Le contraste est donc absolu entre les deux scènes et Renaud n’a plus aucun mérite à rester de marbre face aux avances d’Armide : qui rêve d’embrasser Méduse ? Pourtant, il faut reconnaître que l’Armide de Rossi laisse transparaître l’âme sensible qui l’habite. C’est au cours de la scène 8 à l’acte II que le trouble fait vaciller son projet implacable : aimer ou tuer, détruire ou gracier ? Le récitatif et l’air « Ah ! Crudel ! il pianto mio » avec son largo et une véhémente partie B qui sourd sous la résignation du da capo insinuent le doute à l’oreille.

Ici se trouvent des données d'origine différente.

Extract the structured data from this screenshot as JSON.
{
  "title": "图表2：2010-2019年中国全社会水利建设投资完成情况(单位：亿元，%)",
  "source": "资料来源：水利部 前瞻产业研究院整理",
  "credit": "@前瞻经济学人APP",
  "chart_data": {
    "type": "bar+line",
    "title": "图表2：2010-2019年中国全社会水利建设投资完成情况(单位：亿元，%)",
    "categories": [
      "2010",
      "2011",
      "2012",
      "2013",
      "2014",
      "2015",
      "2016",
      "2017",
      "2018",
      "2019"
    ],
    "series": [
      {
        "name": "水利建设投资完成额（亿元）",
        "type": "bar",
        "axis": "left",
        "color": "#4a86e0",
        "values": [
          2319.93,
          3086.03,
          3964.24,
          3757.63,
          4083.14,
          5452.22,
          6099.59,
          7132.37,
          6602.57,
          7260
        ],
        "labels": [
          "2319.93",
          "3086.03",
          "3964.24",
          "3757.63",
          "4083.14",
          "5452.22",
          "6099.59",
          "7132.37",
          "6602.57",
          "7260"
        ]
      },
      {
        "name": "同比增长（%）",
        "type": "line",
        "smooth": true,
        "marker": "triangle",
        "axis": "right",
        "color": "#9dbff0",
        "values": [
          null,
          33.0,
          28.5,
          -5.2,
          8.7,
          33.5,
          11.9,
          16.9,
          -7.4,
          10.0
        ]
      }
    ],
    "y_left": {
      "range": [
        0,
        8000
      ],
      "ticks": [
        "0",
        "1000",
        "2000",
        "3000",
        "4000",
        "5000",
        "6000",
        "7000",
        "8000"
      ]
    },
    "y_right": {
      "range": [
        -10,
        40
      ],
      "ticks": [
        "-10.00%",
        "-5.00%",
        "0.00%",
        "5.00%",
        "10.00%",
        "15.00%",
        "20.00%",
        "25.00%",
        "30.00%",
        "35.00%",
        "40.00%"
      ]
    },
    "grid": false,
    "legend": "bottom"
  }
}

L’ambiguïté essentielle de l’Armide du Tasse est ainsi préservée.

Rossi, malgré les libertés qu’il prend, est l’un des rares librettistes à conclure sur sa conversion, (qui entraîne par effet de mimétisme celle d’Argant). Il se montre sur ce point fidèle à l’épopée et fait d’elle la seule magicienne de Haendel à connaître un sort clément. Mais, si elle est épargnée c’est au prix du renoncement à la magie, après avoir brisé sa baguette et éteint son « infernale flamme dans les eaux saintes », au moment où elle ne représenter d’ailleurs plus un véritable danger pour Renaud sur le point de se marier avec son Almirène.
Conclure sur cette double conversion ne doit pas laisser penser que l’œuvre baigne dans un climat chrétien permanent. Loin s’en faut. D’ailleurs les Croisés eux-mêmes n’invoquent pas les milices célestes mais prennent plutôt à partie Jupiter et l’Olympe. Renaud se laisse gagner par un soupçon : Pluton n’aurait-il pas enlevé Almirène en la confondant avec Proserpine tant elle est belle ? (I-8)
Dans ce contexte précis, on peut y voir avec Jean-Louis Martinoty « de légers coups de griffe » au catholicisme identifié lui-même comme une mythologie en pays protestant. Rinaldo, le champion du camp occidental, est loin de se montrer un chrétien irréprochable. Au moment du désespoir, après le rapt d’Almirène, se tourne-t-il vers Dieu pour implorer son secours ? Non, il préfère suivre les conseils d’Eustache et partir à la rencontre d’un homme « qui lit les cours des étoiles et sait / les vertus des pierres et des plantes » (c’est le Mage d’Ascalon du chant XIV de la Jérusalem même si le livret de Giacomo Rossi ne le précise pas)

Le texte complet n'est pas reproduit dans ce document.